A fair six-sided die is rolled three times. What is the probability that the face with number 6 does not appear on all three rolls (that is, it is not the case that all three rolls show 6)?

Introduction / Context:
This problem involves repeated rolling of a fair six-sided die and asks for the probability that the outcome is not six on all three rolls simultaneously. In other words, we want the probability that it is not true that each of the three rolls shows a 6. This is a classic use of the complement rule in probability.

Given Data / Assumptions:

• A fair six-sided die is rolled three times.
• Each roll is independent.
• Each face (1 through 6) has probability 1/6 on any single roll.
• We are interested in the event that not all three rolls show 6.

Concept / Approach:
It is easier to compute the probability of the complementary event where all three rolls show 6, and then subtract this from 1. The event "all three rolls are 6" is straightforward to evaluate because the rolls are independent. Once that is known, the required probability is 1 minus this value.

Step-by-Step Solution:
Probability that one roll shows 6 is 1/6. Because the rolls are independent, probability that all three rolls show 6 is (1/6) * (1/6) * (1/6) = 1 / 6^3 = 1 / 216. Let A be the event that all three rolls are 6. We need the probability of not A, that is, the event that not all three rolls are 6. P(not A) = 1 - P(A). So P(not all three are 6) = 1 - 1/216 = (216/216) - (1/216) = 215/216.

Verification / Alternative check:
We can check that this is very close to 1, which is reasonable, because the event that all three rolls are 6 is extremely rare. The chance 1/216 is small, so its complement 215/216 is large. Also, the result is consistent with the idea that only one outcome out of the 216 total ordered triplets corresponds to (6,6,6), while all other 215 outcomes belong to the desired event.

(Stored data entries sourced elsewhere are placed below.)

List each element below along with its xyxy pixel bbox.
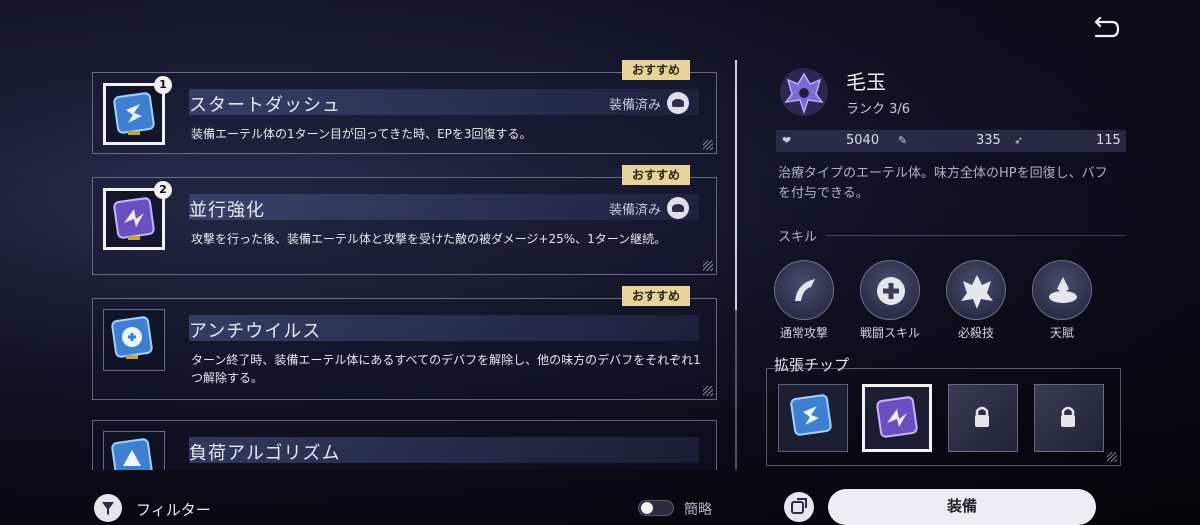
skill-name: 天賦 — [1049, 326, 1074, 340]
chip-title-bar: スタートダッシュ 装備済み — [189, 89, 699, 116]
stat-spd: 115 — [1096, 133, 1121, 148]
extension-slot-1[interactable] — [778, 384, 848, 452]
dash-chip-icon — [113, 92, 155, 135]
swap-button[interactable] — [784, 492, 814, 522]
equip-button[interactable]: 装備 — [828, 489, 1096, 525]
dash-chip-icon — [790, 394, 832, 436]
chip-card[interactable]: おすすめ アンチウイルス ターン終了時、装備エーテル体にあるすべてのデバフを解除… — [92, 286, 717, 400]
skill-name: 必殺技 — [957, 326, 994, 340]
extension-slot-locked[interactable] — [1034, 384, 1104, 452]
chip-title-bar: アンチウイルス — [189, 315, 699, 342]
antivirus-chip-icon — [111, 316, 153, 359]
skill-talent[interactable]: 天賦 — [1030, 260, 1094, 341]
chip-title-bar: 負荷アルゴリズム — [189, 437, 699, 464]
chip-icon-frame — [103, 431, 165, 470]
character-name: 毛玉 — [846, 70, 886, 94]
toggle-knob — [641, 502, 653, 514]
chip-icon-frame: 2 — [103, 181, 172, 250]
chip-slot-number: 2 — [154, 181, 172, 199]
hp-heart-icon: ❤ — [782, 134, 792, 147]
chip-title-bar: 並行強化 装備済み — [189, 194, 699, 221]
simplified-toggle[interactable] — [638, 500, 674, 516]
back-icon[interactable] — [1090, 16, 1122, 42]
swap-icon — [791, 498, 807, 514]
character-emblem-icon — [780, 68, 828, 116]
talent-icon — [1032, 260, 1092, 320]
simplified-toggle-label: 簡略 — [684, 502, 712, 518]
basic-attack-icon — [774, 260, 834, 320]
extension-slot-locked[interactable] — [948, 384, 1018, 452]
skill-battle[interactable]: 戦闘スキル — [858, 260, 922, 341]
equipped-label: 装備済み — [608, 97, 661, 113]
chip-icon-frame: 1 — [103, 76, 172, 145]
filter-label[interactable]: フィルター — [136, 499, 211, 520]
scrollbar-thumb[interactable] — [735, 60, 737, 310]
equipped-status: 装備済み — [609, 92, 689, 114]
speed-boot-icon: ➶ — [1014, 134, 1024, 147]
chip-slot-number: 1 — [154, 76, 172, 94]
filter-button[interactable] — [94, 494, 122, 522]
recommended-badge: おすすめ — [621, 165, 690, 185]
equipped-character-icon — [667, 197, 689, 219]
skill-divider — [826, 235, 1126, 236]
parallel-chip-icon — [113, 197, 155, 240]
skill-section-label: スキル — [778, 230, 818, 245]
filter-icon — [102, 502, 114, 515]
equipped-character-icon — [667, 92, 689, 114]
chip-icon-frame — [103, 309, 165, 371]
lock-icon — [1061, 406, 1075, 427]
skill-name: 戦闘スキル — [859, 326, 920, 340]
extension-slot-2[interactable] — [862, 384, 932, 452]
character-stats: ❤ 5040 ✎ 335 ➶ 115 — [776, 130, 1126, 152]
chip-description: 攻撃を行った後、装備エーテル体と攻撃を受けた敵の被ダメージ+25%、1ターン継続… — [191, 232, 667, 246]
recommended-badge: おすすめ — [621, 286, 690, 306]
character-description: 治療タイプのエーテル体。味方全体のHPを回復し、バフを付与できる。 — [778, 166, 1108, 201]
chip-title: 負荷アルゴリズム — [189, 443, 341, 464]
heal-cross-icon — [860, 260, 920, 320]
ultimate-emblem-icon — [946, 260, 1006, 320]
lock-icon — [975, 406, 989, 427]
chip-card[interactable]: おすすめ 1 スタートダッシュ 装備済み 装備エーテル体の1ターン目が回ってきた… — [92, 60, 717, 154]
stat-hp: 5040 — [846, 133, 880, 148]
skill-basic-attack[interactable]: 通常攻撃 — [772, 260, 836, 341]
character-rank: ランク 3/6 — [846, 102, 911, 117]
chip-list[interactable]: おすすめ 1 スタートダッシュ 装備済み 装備エーテル体の1ターン目が回ってきた… — [92, 50, 722, 470]
stat-atk: 335 — [976, 133, 1001, 148]
chip-title: アンチウイルス — [189, 321, 322, 342]
attack-sword-icon: ✎ — [898, 134, 908, 147]
equipped-status: 装備済み — [609, 197, 689, 219]
recommended-badge: おすすめ — [621, 60, 690, 80]
skill-name: 通常攻撃 — [779, 326, 828, 340]
skill-ultimate[interactable]: 必殺技 — [944, 260, 1008, 341]
parallel-chip-icon — [876, 396, 918, 438]
chip-card[interactable]: 負荷アルゴリズム — [92, 420, 717, 470]
chip-description: ターン終了時、装備エーテル体にあるすべてのデバフを解除し、他の味方のデバフをそれ… — [191, 353, 701, 385]
chip-card[interactable]: おすすめ 2 並行強化 装備済み 攻撃を行った後、装備エーテル体と攻撃を受けた敵… — [92, 165, 717, 275]
chip-title: 並行強化 — [189, 200, 265, 221]
load-algorithm-chip-icon — [111, 438, 153, 470]
equipped-label: 装備済み — [608, 202, 661, 218]
chip-title: スタートダッシュ — [189, 95, 341, 116]
chip-description: 装備エーテル体の1ターン目が回ってきた時、EPを3回復する。 — [191, 127, 532, 141]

Why Other Options Are Wrong:
1/216: This is the probability that all three rolls are 6, which is the complementary event, not the required one.
215/256: This denominator 256 is not appropriate for three rolls of a six-sided die, because the correct total number of ordered outcomes is 6^3 = 216.
1/52: This number is unrelated to this experiment and likely comes from thinking about cards, not dice.
None of these: This is incorrect because 215/216 is listed among the options and is correct.

Common Pitfalls:
A usual misunderstanding is to interpret the question as "no 6 appears at all", which would give probability (5/6)^3 instead of the complement of all three being 6. Reading the wording carefully is essential. Another mistake is miscalculating 6^3 or forgetting to use the complement rule when it offers a simpler solution.

Final Answer:
Thus, the probability that it is not the case that all three rolls show 6 is 215/216.